Recently, the fatpeoplehate haters tried to start an Imzy community. Moreno, who usually responds to hate-riddled e-mails with a cute cat GIF, banned them immediately. But “they were pretty chill. They said, ‘OK. Thanks,’ ” she says. “They didn’t know I was the one who banned them” from Reddit. Bad people, she and McComas have found, can act decently when there’s an expectation that they should. The couple already knew the opposite was true, too.
Voat: Reddit for Even Meaner People
The “fatpeoplehate” group that Moreno banned from Reddit migrated to Voat, which was started by Atif Colo and Justin Chastain, software engineers in their early 30s who believe that people should be able to say or see anything, as long as it’s legal under U.S. law. They answered questions by e-mail. Edited excerpts:
What challenges have you encountered?
Voat has been under constant DDoS [distributed denial of service] attacks almost since Day One. At one point, our servers were shut down by our ISP without notice. We even received death threats.
Imzy is trying to create a Reddit with heavily moderated communities in which hateful speech is banned.

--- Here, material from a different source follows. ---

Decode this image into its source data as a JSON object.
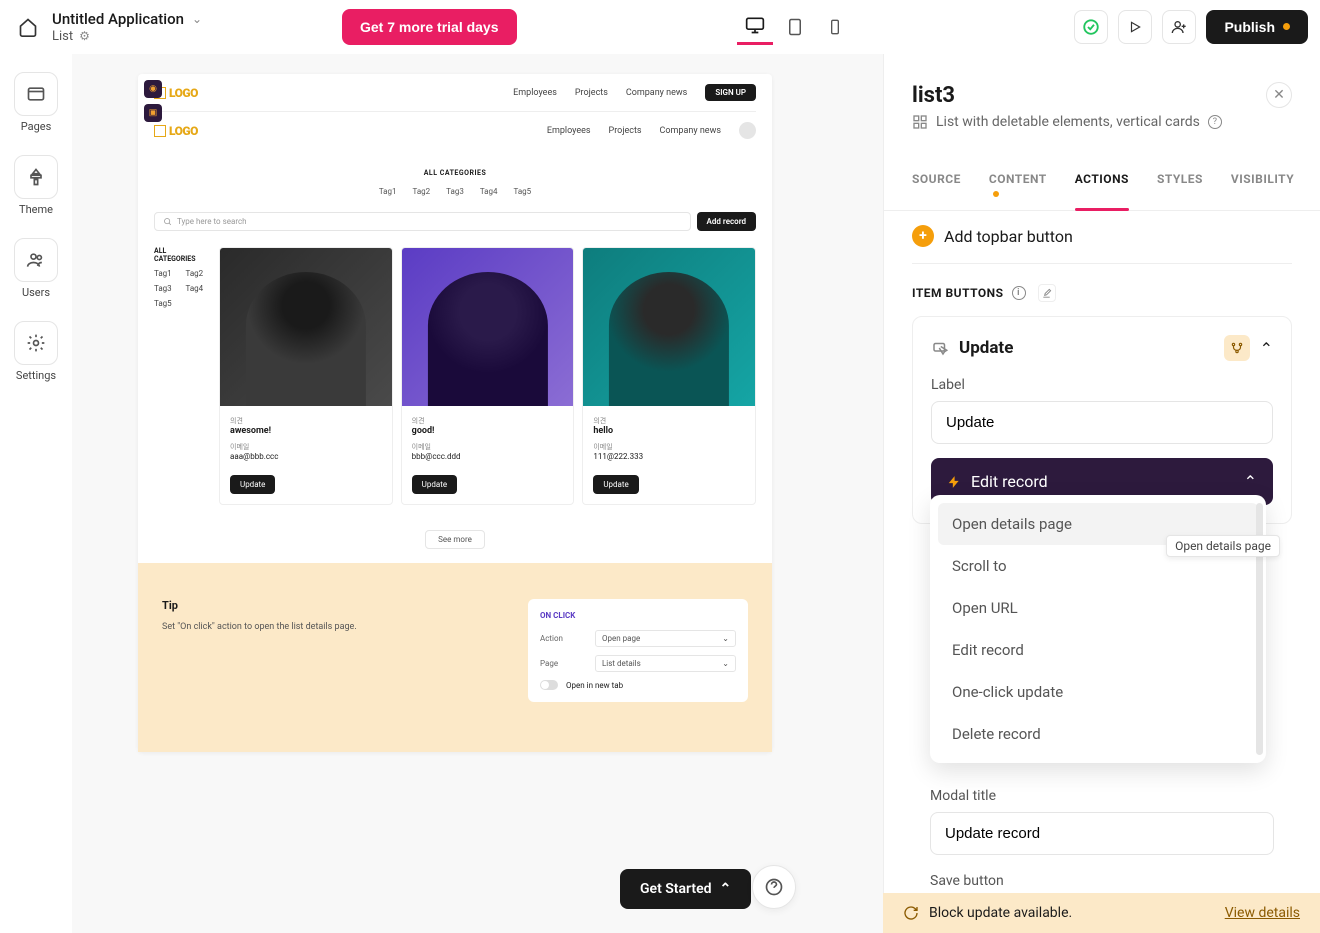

That model will certainly work for people who actively choose to filter reality. Free speech can be good and bad. While we don’t approve or condone hateful speech, we also firmly stand against meddling in human nature.

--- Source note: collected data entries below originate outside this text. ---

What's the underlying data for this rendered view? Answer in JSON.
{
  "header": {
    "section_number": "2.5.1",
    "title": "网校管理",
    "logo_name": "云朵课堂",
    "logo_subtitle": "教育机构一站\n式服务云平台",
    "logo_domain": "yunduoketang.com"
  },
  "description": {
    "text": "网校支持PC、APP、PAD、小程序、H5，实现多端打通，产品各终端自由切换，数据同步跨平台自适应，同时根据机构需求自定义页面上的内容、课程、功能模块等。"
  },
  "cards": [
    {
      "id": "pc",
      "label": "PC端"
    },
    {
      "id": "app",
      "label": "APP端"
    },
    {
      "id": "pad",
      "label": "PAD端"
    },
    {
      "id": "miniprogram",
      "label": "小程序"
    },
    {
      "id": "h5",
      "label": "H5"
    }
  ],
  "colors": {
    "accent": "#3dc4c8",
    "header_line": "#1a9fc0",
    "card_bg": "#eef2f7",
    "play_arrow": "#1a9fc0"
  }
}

Has the fatpeoplehate group been hard to deal with?
This group posted an image of us and called us fat. Instead of removing the image and banning the entire group, we decided to change our lives. Atif has been training at a gym twice a day for almost a year, and he changed his bad diet in favor of healthier alternatives. Justin has begun a juicing addiction.
How is Voat doing in general?
Voat is doing better than ever. We’re in a position to pursue funding and will be taking steps in this direction soon.